Physical Assessment
NEURO: A&OX4, alert to person, place, and time, ambulatory 1 person assist, pupils are round, equal and reactive to light. Pt report 6/10 headache pain.
RESP: Pt lungs are CTA. No cough or secretions.
Chest tube last 24 hours drained 70mL of bloody secretion.

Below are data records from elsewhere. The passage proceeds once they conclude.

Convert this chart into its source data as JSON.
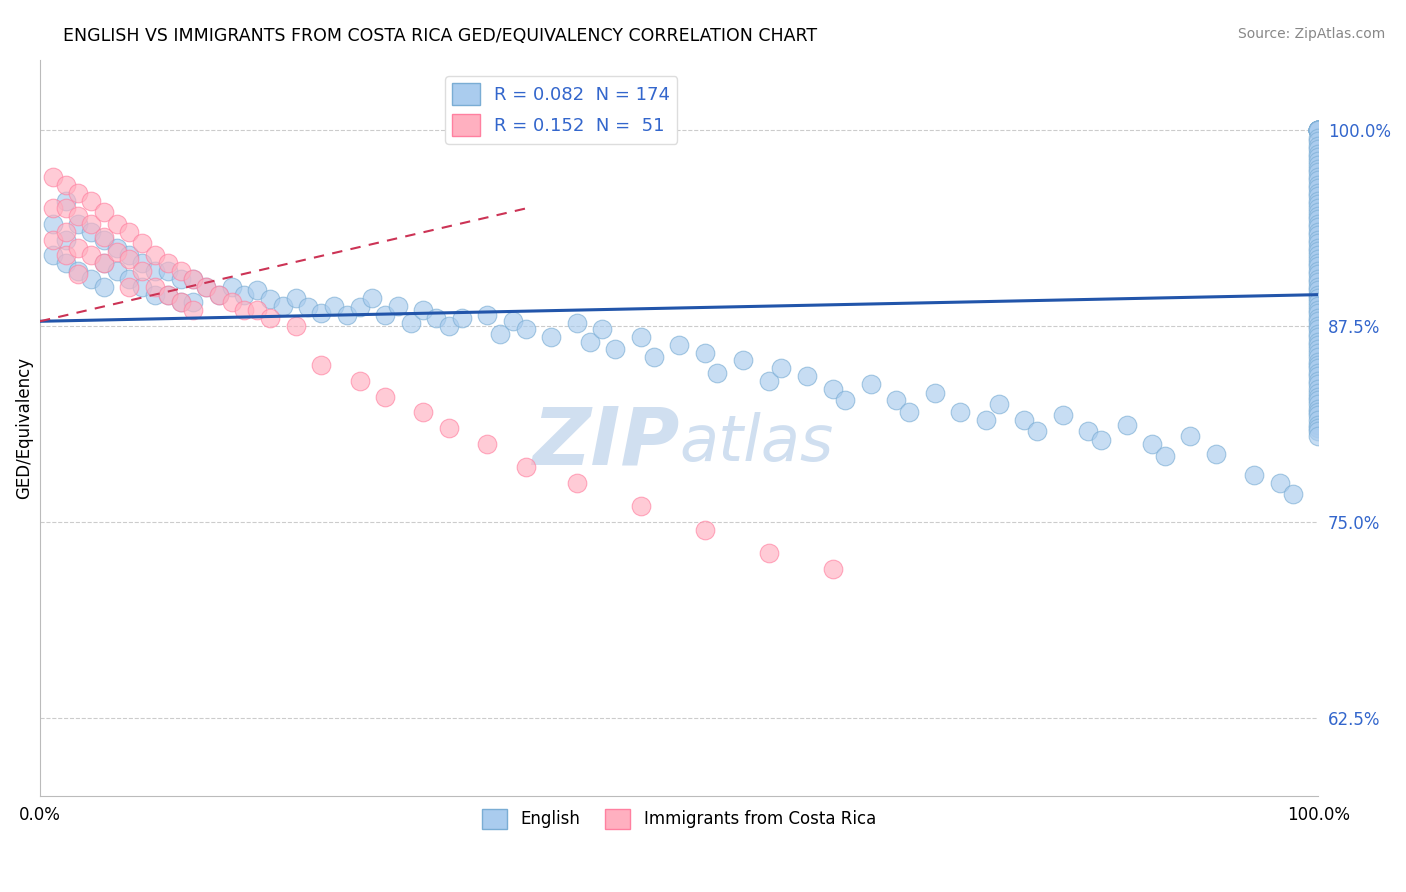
{
  "title": "ENGLISH VS IMMIGRANTS FROM COSTA RICA GED/EQUIVALENCY CORRELATION CHART",
  "source": "Source: ZipAtlas.com",
  "ylabel": "GED/Equivalency",
  "ytick_values": [
    0.625,
    0.75,
    0.875,
    1.0
  ],
  "xlim": [
    0.0,
    1.0
  ],
  "ylim": [
    0.575,
    1.045
  ],
  "blue_color": "#aaccee",
  "blue_edge": "#7aadd4",
  "pink_color": "#ffb0c0",
  "pink_edge": "#ff80a0",
  "blue_line_color": "#2255aa",
  "pink_line_color": "#cc3355",
  "background_color": "#ffffff",
  "english_R": 0.082,
  "english_N": 174,
  "immigrant_R": 0.152,
  "immigrant_N": 51,
  "watermark_color": "#d0dff0",
  "tick_color": "#3366cc",
  "english_x": [
    0.01,
    0.01,
    0.02,
    0.02,
    0.02,
    0.03,
    0.03,
    0.04,
    0.04,
    0.05,
    0.05,
    0.05,
    0.06,
    0.06,
    0.07,
    0.07,
    0.08,
    0.08,
    0.09,
    0.09,
    0.1,
    0.1,
    0.11,
    0.11,
    0.12,
    0.12,
    0.13,
    0.14,
    0.15,
    0.16,
    0.17,
    0.18,
    0.19,
    0.2,
    0.21,
    0.22,
    0.23,
    0.24,
    0.25,
    0.26,
    0.27,
    0.28,
    0.29,
    0.3,
    0.31,
    0.32,
    0.33,
    0.35,
    0.36,
    0.37,
    0.38,
    0.4,
    0.42,
    0.43,
    0.44,
    0.45,
    0.47,
    0.48,
    0.5,
    0.52,
    0.53,
    0.55,
    0.57,
    0.58,
    0.6,
    0.62,
    0.63,
    0.65,
    0.67,
    0.68,
    0.7,
    0.72,
    0.74,
    0.75,
    0.77,
    0.78,
    0.8,
    0.82,
    0.83,
    0.85,
    0.87,
    0.88,
    0.9,
    0.92,
    0.95,
    0.97,
    0.98,
    1.0,
    1.0,
    1.0,
    1.0,
    1.0,
    1.0,
    1.0,
    1.0,
    1.0,
    1.0,
    1.0,
    1.0,
    1.0,
    1.0,
    1.0,
    1.0,
    1.0,
    1.0,
    1.0,
    1.0,
    1.0,
    1.0,
    1.0,
    1.0,
    1.0,
    1.0,
    1.0,
    1.0,
    1.0,
    1.0,
    1.0,
    1.0,
    1.0,
    1.0,
    1.0,
    1.0,
    1.0,
    1.0,
    1.0,
    1.0,
    1.0,
    1.0,
    1.0,
    1.0,
    1.0,
    1.0,
    1.0,
    1.0,
    1.0,
    1.0,
    1.0,
    1.0,
    1.0,
    1.0,
    1.0,
    1.0,
    1.0,
    1.0,
    1.0,
    1.0,
    1.0,
    1.0,
    1.0,
    1.0,
    1.0,
    1.0,
    1.0,
    1.0,
    1.0,
    1.0,
    1.0,
    1.0,
    1.0,
    1.0,
    1.0,
    1.0,
    1.0,
    1.0,
    1.0,
    1.0,
    1.0,
    1.0,
    1.0,
    1.0,
    1.0,
    1.0,
    1.0
  ],
  "english_y": [
    0.94,
    0.92,
    0.955,
    0.93,
    0.915,
    0.94,
    0.91,
    0.935,
    0.905,
    0.93,
    0.915,
    0.9,
    0.925,
    0.91,
    0.92,
    0.905,
    0.915,
    0.9,
    0.91,
    0.895,
    0.91,
    0.895,
    0.905,
    0.89,
    0.905,
    0.89,
    0.9,
    0.895,
    0.9,
    0.895,
    0.898,
    0.892,
    0.888,
    0.893,
    0.887,
    0.883,
    0.888,
    0.882,
    0.887,
    0.893,
    0.882,
    0.888,
    0.877,
    0.885,
    0.88,
    0.875,
    0.88,
    0.882,
    0.87,
    0.878,
    0.873,
    0.868,
    0.877,
    0.865,
    0.873,
    0.86,
    0.868,
    0.855,
    0.863,
    0.858,
    0.845,
    0.853,
    0.84,
    0.848,
    0.843,
    0.835,
    0.828,
    0.838,
    0.828,
    0.82,
    0.832,
    0.82,
    0.815,
    0.825,
    0.815,
    0.808,
    0.818,
    0.808,
    0.802,
    0.812,
    0.8,
    0.792,
    0.805,
    0.793,
    0.78,
    0.775,
    0.768,
    1.0,
    1.0,
    1.0,
    1.0,
    1.0,
    1.0,
    1.0,
    1.0,
    1.0,
    1.0,
    0.995,
    0.993,
    0.99,
    0.988,
    0.985,
    0.983,
    0.98,
    0.978,
    0.975,
    0.973,
    0.97,
    0.968,
    0.965,
    0.963,
    0.96,
    0.958,
    0.955,
    0.953,
    0.95,
    0.948,
    0.945,
    0.943,
    0.94,
    0.938,
    0.935,
    0.933,
    0.93,
    0.928,
    0.925,
    0.923,
    0.92,
    0.918,
    0.915,
    0.913,
    0.91,
    0.908,
    0.905,
    0.903,
    0.9,
    0.898,
    0.895,
    0.893,
    0.89,
    0.888,
    0.885,
    0.883,
    0.88,
    0.878,
    0.875,
    0.873,
    0.87,
    0.868,
    0.865,
    0.863,
    0.86,
    0.858,
    0.855,
    0.852,
    0.85,
    0.848,
    0.845,
    0.843,
    0.84,
    0.838,
    0.835,
    0.832,
    0.83,
    0.828,
    0.825,
    0.822,
    0.82,
    0.818,
    0.815,
    0.812,
    0.81,
    0.808,
    0.805
  ],
  "immigrant_x": [
    0.01,
    0.01,
    0.01,
    0.02,
    0.02,
    0.02,
    0.02,
    0.03,
    0.03,
    0.03,
    0.03,
    0.04,
    0.04,
    0.04,
    0.05,
    0.05,
    0.05,
    0.06,
    0.06,
    0.07,
    0.07,
    0.07,
    0.08,
    0.08,
    0.09,
    0.09,
    0.1,
    0.1,
    0.11,
    0.11,
    0.12,
    0.12,
    0.13,
    0.14,
    0.15,
    0.16,
    0.17,
    0.18,
    0.2,
    0.22,
    0.25,
    0.27,
    0.3,
    0.32,
    0.35,
    0.38,
    0.42,
    0.47,
    0.52,
    0.57,
    0.62
  ],
  "immigrant_y": [
    0.97,
    0.95,
    0.93,
    0.965,
    0.95,
    0.935,
    0.92,
    0.96,
    0.945,
    0.925,
    0.908,
    0.955,
    0.94,
    0.92,
    0.948,
    0.932,
    0.915,
    0.94,
    0.922,
    0.935,
    0.918,
    0.9,
    0.928,
    0.91,
    0.92,
    0.9,
    0.915,
    0.895,
    0.91,
    0.89,
    0.905,
    0.885,
    0.9,
    0.895,
    0.89,
    0.885,
    0.885,
    0.88,
    0.875,
    0.85,
    0.84,
    0.83,
    0.82,
    0.81,
    0.8,
    0.785,
    0.775,
    0.76,
    0.745,
    0.73,
    0.72
  ]
}
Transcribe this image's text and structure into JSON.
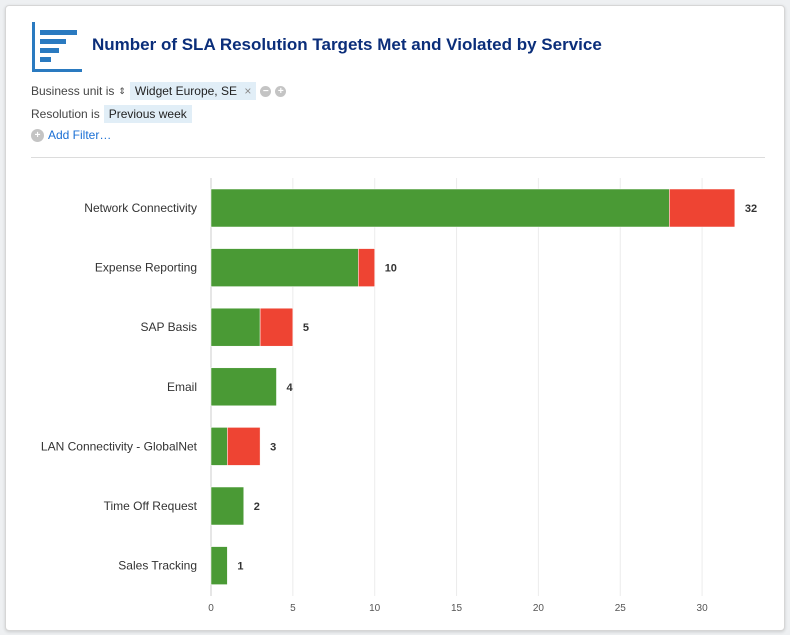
{
  "header": {
    "title": "Number of SLA Resolution Targets Met and Violated by Service",
    "icon": "bar-chart-icon"
  },
  "filters": [
    {
      "label": "Business unit is",
      "value": "Widget Europe, SE",
      "remove": "×"
    },
    {
      "label": "Resolution is",
      "value": "Previous week"
    }
  ],
  "add_filter": "Add Filter…",
  "colors": {
    "met": "#4a9a35",
    "violated": "#ee4433",
    "title": "#0b2e7a"
  },
  "chart_data": {
    "type": "bar",
    "orientation": "horizontal",
    "stacked": true,
    "categories": [
      "Network Connectivity",
      "Expense Reporting",
      "SAP Basis",
      "Email",
      "LAN Connectivity - GlobalNet",
      "Time Off Request",
      "Sales Tracking"
    ],
    "series": [
      {
        "values": [
          28,
          9,
          3,
          4,
          1,
          2,
          1
        ],
        "color": "#4a9a35"
      },
      {
        "values": [
          4,
          1,
          2,
          0,
          2,
          0,
          0
        ],
        "color": "#ee4433"
      }
    ],
    "totals": [
      32,
      10,
      5,
      4,
      3,
      2,
      1
    ],
    "xlim": [
      0,
      32
    ],
    "xticks": [
      0,
      5,
      10,
      15,
      20,
      25,
      30
    ],
    "grid": true
  }
}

CV: Normal sinus rhythm, pulses +2, capillary refills < 2 seconds.
afebrile, no edema.
GI: Last BM: 10/17/23, bowel sounds active, abd is flat, soft, and no tenderness.
Diet: Heart healthy diet
GU: Pt ambulates to restroom to void
Skin: Skin is intact, no wounds
LINES: 20 g indwelling cath left arm
Fall risk: bed alarms set, bed is at lowest position, two side rails are up, call light button in reach, patient has nonslip socks on.
VITAL SIGNS
10/18/23: 0800
BP: 163/73
MAP: 105
HR: 79
RESP: 18
SPO2: 96% RA
Temp: 98.110/18/23: 1200
BP: 133/74
MAP: 94
HR: 84
RESP: 18
SPO2: 97% RA
Temp: 97.9
Scheduled Medications:
acetaminophen 650mg PO q6hrs for pain
Classification: Analgesic
Nursing consideration: Contraindicated if pt has liver or kidney disease.
Lactulose solution 20g
Classification: Laxative
Nursing consideration: Monitor for signs of electrolyte imbalance, increased thirst, hunger, fatigue, and notify HCP.
Mupirocin 2%
Classification: Antibiotic
Nursing consideration: Teach pt appropriate application.
Oxycodone 5mg PO q4hrs for pain
Classification: Opioid
Nursing consideration: Monitor pain relief, respiratory rate, mental status, and bowel movements.